Sheriff Byerley said the Wright County Special Operations Group is the next step toward addressing these issues.

“[We] decided that we were going to create a team to work together to start fighting even further,” said Byerley. “As an elected official, my duty is to make my fellow citizens feel safe. And I believe that by doing that, we are able to tackle crime on a higher level.

This task force will consist of officers from Mountain Grove, Hartville and Mansfield, in addition to deputies from Wright County.

“No county department has enough employees or law enforcement officers to put together the team on their own,” Mansfield Police Chief Tim Stuart said. “So we have no choice but to unite and all take a stand.”

The agencies said joining forces also brings together resources.

“We can start pulling in a little more funding for this one organization that benefits everyone,” Sheriff Byerley said.

Byerley said the group will hold several fundraisers and benefits to raise money. He said he would also apply for grants, but the sheriff said the group was aiming not to spend taxpayers’ money.

Byerley said it would be an expensive undertaking, which is another reason the collaboration will be very beneficial.

“Training them is going to cost us about $150,000,” he said. “I would say full employment for this team will probably be around $300,000 by the time we move forward and actually have a fully active team.”

The team will focus on a variety of tasks, including search warrants, fugitive arrests, and hostage takings.

“What we do as police officers, we deal with people at one of their worst times,” Byerley said. “Well, this team is going to deal with people at their worst time.”

Search and rescue operations for missing persons will be another high priority.

“There’s a big chunk of land just outside of Mansfield, a conservation area where people have gone missing in the past,” Chief Stuart said.

The special operations group will require intensive training. Byerly said it would be a bit of a military-style approach.

“We are not military, but we are a kind of paramilitary organization,” he said.

Byerley said the training will consist of several phases in which the team will prepare for all the many types of situations they aim to cover.

“We have our own in-house trainer who has 30 years experience in narcotics search and rescue undercover, high-risk warrant service,” he said. “So it was kind of a treat for him to be able to use all those years of experience to coach our guys. I mean, you don’t want to work your whole life and not be able to give back to your community, in particular to your law enforcement community.

The sheriff said the team will be made up of officers and deputies who already work for the agencies.

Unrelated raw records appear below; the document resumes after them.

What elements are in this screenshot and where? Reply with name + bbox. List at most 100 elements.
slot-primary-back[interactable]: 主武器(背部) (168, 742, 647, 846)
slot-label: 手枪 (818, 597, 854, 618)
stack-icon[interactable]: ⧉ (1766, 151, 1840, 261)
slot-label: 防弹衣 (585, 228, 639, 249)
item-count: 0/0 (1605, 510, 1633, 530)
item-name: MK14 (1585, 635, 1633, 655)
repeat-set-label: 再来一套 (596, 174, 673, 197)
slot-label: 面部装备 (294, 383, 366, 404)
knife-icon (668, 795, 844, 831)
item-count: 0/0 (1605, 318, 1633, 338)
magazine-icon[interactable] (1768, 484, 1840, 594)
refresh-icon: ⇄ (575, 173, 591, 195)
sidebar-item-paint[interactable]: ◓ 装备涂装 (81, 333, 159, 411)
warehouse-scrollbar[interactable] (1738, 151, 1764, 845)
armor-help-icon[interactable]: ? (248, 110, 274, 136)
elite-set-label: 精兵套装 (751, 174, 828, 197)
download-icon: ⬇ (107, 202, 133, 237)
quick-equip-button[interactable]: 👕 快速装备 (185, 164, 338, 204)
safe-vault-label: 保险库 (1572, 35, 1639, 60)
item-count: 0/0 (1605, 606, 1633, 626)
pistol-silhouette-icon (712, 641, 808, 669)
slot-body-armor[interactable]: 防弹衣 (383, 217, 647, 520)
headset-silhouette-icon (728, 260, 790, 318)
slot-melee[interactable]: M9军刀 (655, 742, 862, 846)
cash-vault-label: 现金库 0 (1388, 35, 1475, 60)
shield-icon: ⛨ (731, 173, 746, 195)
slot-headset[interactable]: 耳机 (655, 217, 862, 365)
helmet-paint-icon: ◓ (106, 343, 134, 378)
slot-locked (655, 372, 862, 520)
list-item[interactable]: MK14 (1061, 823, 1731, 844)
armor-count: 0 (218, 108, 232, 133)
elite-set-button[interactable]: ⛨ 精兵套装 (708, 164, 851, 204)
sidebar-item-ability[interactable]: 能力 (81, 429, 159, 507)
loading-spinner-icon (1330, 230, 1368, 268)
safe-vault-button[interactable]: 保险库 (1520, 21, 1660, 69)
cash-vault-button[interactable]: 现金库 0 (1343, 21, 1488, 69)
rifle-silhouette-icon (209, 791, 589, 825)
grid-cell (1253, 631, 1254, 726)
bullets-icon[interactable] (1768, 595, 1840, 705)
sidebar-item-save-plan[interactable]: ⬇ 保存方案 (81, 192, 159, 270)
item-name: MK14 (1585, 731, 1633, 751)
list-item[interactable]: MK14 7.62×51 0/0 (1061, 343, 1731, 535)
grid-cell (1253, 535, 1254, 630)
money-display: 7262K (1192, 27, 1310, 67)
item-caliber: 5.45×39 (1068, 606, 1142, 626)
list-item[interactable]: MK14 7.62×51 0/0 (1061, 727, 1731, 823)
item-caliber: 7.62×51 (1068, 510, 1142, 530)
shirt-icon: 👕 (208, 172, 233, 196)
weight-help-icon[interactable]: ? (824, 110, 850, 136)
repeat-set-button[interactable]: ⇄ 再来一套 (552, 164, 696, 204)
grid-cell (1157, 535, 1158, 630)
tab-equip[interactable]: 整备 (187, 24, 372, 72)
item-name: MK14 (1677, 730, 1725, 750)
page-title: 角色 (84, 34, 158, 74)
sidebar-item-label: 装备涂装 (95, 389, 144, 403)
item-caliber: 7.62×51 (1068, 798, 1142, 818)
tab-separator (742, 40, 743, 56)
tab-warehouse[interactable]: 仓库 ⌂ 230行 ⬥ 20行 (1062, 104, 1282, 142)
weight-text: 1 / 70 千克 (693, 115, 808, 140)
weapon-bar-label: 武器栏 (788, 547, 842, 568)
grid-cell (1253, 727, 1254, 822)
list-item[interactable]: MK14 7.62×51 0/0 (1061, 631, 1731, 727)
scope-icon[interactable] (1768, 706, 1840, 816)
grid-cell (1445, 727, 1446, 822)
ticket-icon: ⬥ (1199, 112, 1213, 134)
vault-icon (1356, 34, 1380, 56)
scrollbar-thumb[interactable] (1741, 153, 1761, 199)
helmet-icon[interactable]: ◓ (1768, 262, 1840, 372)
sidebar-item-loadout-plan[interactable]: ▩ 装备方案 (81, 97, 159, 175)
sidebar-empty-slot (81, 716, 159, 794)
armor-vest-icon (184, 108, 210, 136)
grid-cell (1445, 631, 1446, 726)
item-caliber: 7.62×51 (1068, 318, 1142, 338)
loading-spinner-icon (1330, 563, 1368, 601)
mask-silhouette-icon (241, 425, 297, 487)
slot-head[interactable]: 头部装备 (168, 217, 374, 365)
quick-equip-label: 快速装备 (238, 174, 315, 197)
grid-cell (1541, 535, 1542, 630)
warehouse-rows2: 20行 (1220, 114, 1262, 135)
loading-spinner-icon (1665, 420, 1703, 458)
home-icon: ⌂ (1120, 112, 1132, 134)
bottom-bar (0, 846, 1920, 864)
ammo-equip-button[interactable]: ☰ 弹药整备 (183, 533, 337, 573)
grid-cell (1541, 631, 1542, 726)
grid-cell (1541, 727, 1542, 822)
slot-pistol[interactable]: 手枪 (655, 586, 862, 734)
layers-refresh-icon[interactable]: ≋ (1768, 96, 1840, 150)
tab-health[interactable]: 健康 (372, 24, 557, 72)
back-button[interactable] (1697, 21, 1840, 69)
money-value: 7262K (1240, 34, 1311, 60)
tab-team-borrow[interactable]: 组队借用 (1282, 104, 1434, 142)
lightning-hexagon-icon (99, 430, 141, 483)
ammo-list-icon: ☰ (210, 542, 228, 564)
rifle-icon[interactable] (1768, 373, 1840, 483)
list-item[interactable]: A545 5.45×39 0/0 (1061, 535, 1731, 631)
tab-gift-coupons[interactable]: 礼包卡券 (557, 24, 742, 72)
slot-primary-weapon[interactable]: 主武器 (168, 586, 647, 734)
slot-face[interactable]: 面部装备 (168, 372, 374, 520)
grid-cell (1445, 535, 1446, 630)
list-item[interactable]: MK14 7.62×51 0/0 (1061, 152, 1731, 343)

“We set a criteria that they had to have at least a year of patrol experience in order to even try out for our team,” Byerley said. “We want someone who has basic knowledge of how patrols work in the county or city. This way they know first and foremost the laws we deal with and how to deal with the public.

It will take time before the new force is finalized and ready to go. But when it does, the group said it will help reduce the problems that affect everyone.

“We live in a pretty tight-knit community,” Byerley said. “So if someone gets in trouble, it’s not just that person who’s affected. It can be an entire community, an entire county. So, I mean, our crime goes way beyond the person we take to jail.

“I think it also shows the community that we’re all working together,” Stuart said. “All county law enforcement is in this together trying to make things better.”

Byerley said he pledged when he took office to do “everything inside [his] power” to help get criminals and drugs off the streets at “no matter the cost”.